Vergi reformu ve vergi bilinci
Bizim Maliye, vergilerde indirim yapmayı veya vergi oranlarını değiştirmeyi, vergi yüzsüzlerini açıklamayı, vergi reformu olarak açıklıyor. Gerçekte ise Türkiye'de bugüne kadar üç vergi reformu...
Bizim Maliye, vergilerde indirim yapmayı veya vergi oranlarını değiştirmeyi, vergi yüzsüzlerini açıklamayı, vergi reformu olarak açıklıyor. Gerçekte ise Türkiye'de bugüne kadar üç vergi reformu yapılmıştır.
Birisi, Aşar'ın kaldırılmasıdır.

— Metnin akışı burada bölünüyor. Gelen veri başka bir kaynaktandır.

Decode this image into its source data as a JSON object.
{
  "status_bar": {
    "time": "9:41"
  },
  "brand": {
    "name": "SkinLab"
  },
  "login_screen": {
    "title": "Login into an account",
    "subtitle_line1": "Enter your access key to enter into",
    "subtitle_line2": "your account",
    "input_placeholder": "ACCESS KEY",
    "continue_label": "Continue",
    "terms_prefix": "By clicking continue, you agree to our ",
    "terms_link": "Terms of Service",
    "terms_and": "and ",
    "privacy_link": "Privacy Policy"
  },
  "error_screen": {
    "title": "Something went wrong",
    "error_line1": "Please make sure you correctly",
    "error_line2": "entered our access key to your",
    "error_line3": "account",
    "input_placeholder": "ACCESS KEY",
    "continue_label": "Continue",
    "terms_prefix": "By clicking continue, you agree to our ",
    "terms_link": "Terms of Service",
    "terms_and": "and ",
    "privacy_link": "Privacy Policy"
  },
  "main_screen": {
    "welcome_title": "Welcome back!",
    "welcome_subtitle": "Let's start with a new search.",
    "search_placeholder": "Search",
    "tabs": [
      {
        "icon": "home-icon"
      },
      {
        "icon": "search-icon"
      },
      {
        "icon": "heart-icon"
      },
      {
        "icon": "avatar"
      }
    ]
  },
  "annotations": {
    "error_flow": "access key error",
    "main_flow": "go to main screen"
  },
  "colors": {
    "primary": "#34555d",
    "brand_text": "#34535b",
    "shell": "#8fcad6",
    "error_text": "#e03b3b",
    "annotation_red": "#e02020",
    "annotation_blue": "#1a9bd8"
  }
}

Aşar (öşür); Osmanlı döneminde üretilen tarım ürünleri üzerinden ürününe göre ayni, nakdi ve maktu olmak üzere alınırdı. Vergi oranı prensipte yüzde on olmakla beraber, tarım ürünlerine ve bölgelere göre yüzde 50'ye kadar çıkardı. Çok tepki çeken bir vergileme şekliydi.
Cumhuriyet döneminin ilk vergi reformu 1925 yılında yapıldı. Aşar kaldırıldı ve 1926'da yerine kazanç vergisi getirildi.
İkincisi, 1949 yılında daha ilkel olan Kazanç Vergisinin kaldırılarak yerine daha modern ve işlevsel olan Gelir ve Kurumlar Vergisi'nin getirilmesidir.
Üçüncüsü ise KDV reformudur. 1985 yılında, uygulamada olan bazı mal ve hizmetlerin ithalatı, üretimi veya tüketimiyle ilgili olarak farklı safhalarda uygulanan 8 tane dolaylı vergi kaldırıldı. Yerine ithalat veya imalattan tüketiciye sunuma kadar her aşamada uygulanmak üzere Katma Değer Vergisi (KDV) getirildi.
Aslında vergi sisteminin değişen üretim ve ticaret şartlarına uyumlu olması, bozucu etkilerinin olmaması gerekir. Söz gelimi istihdam üzerindeki ağır yükler, istihdamı engelliyor, kayıt dışı istihdamı artırıyor ve emek yoğun yatırımları önlüyor. Bu nedenle bozucu etkileri fazla olan bir yüktür.